Usefulness

The usefulness metric allows you to evaluate how useful an LLM response is given an input. It uses a language model to assess the usefulness and provides a score between 0.0 and 1.0, where higher values indicate higher usefulness. Along with the score, it provides a detailed explanation of why that score was assigned.

How to use the Usefulness metric

You can use the Usefulness metric as follows:

1 from opik.evaluation.metrics import Usefulness
2 
3 metric = Usefulness()
4 
5 result = metric.score(
6 input="How can I optimize the performance of my Python web application?",
7 output="To optimize your Python web application's performance, focus on these key areas:\n1. Database optimization: Use connection pooling, index frequently queried fields, and cache common queries\n2. Caching strategy: Implement Redis or Memcached for session data and frequently accessed content\n3. Asynchronous operations: Use async/await for I/O-bound operations to handle more concurrent requests\n4. Code profiling: Use tools like cProfile to identify bottlenecks in your application\n5. Load balancing: Distribute traffic across multiple server instances for better scalability",
8 )
9 
10 print(result.value) # A float between 0.0 and 1.0
11 print(result.reason) # Explanation for the score

Asynchronous scoring is also supported with the ascore method in Python and score method in TypeScript (which is always async).

Understanding the scores

The usefulness score ranges from 0.0 to 1.0:

Scores closer to 1.0 indicate that the response is highly useful, directly addressing the input query with relevant and accurate information
Scores closer to 0.0 indicate that the response is less useful, possibly being off-topic, incomplete, or not addressing the input query effectively

Each score comes with a detailed explanation (result.reason) that helps understand why that particular score was assigned.

Usefulness Prompt

Opik uses an LLM as a Judge to evaluate usefulness, for this we have a prompt template that is used to generate the prompt for the LLM. By default, the gpt-4o model is used to evaluate responses but you can change this to any model supported by LiteLLM by setting the model parameter. You can learn more about customizing models in the Customize models for LLM as a Judge metrics section.
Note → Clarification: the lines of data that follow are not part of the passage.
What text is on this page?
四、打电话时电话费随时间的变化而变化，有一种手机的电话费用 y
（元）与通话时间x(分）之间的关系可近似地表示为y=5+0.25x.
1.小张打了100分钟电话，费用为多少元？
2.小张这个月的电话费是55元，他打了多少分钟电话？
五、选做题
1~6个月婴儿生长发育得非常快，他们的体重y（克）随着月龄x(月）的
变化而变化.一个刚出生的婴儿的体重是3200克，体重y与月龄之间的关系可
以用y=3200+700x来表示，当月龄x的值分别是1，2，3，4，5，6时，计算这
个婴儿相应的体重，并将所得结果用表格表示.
The template is as follows:

You are an impartial judge tasked with evaluating the quality and usefulness of AI-generated responses.
Your evaluation should consider the following key factors:
- Helpfulness: How well does it solve the user's problem?
- Relevance: How well does it address the specific question?
- Accuracy: Is the information correct and reliable?
- Depth: Does it provide sufficient detail and explanation?
- Creativity: Does it offer innovative or insightful perspectives when appropriate?
- Level of detail: Is the amount of detail appropriate for the question?
###EVALUATION PROCESS###
1. **ANALYZE** the user's question and the AI's response carefully
2. **EVALUATE** how well the response meets each of the criteria above
3. **CONSIDER** the overall effectiveness and usefulness of the response
4. **PROVIDE** a clear, objective explanation for your evaluation
5. **SCORE** the response on a scale from 0.0 to 1.0:
   - 1.0: Exceptional response that excels in all criteria
   - 0.8: Excellent response with minor room for improvement
   - 0.6: Good response that adequately addresses the question
   - 0.4: Fair response with significant room for improvement
   - 0.2: Poor response that barely addresses the question
   - 0.0: Completely inadequate or irrelevant response
###OUTPUT FORMAT###
Your evaluation must be provided as a JSON object with exactly two fields:
- "score": A float between 0.0 and 1.0
- "reason": A brief, objective explanation justifying your score based on the criteria above
Now, please evaluate the following:
User Question: {input}
AI Response: {output}
Provide your evaluation in the specified JSON format.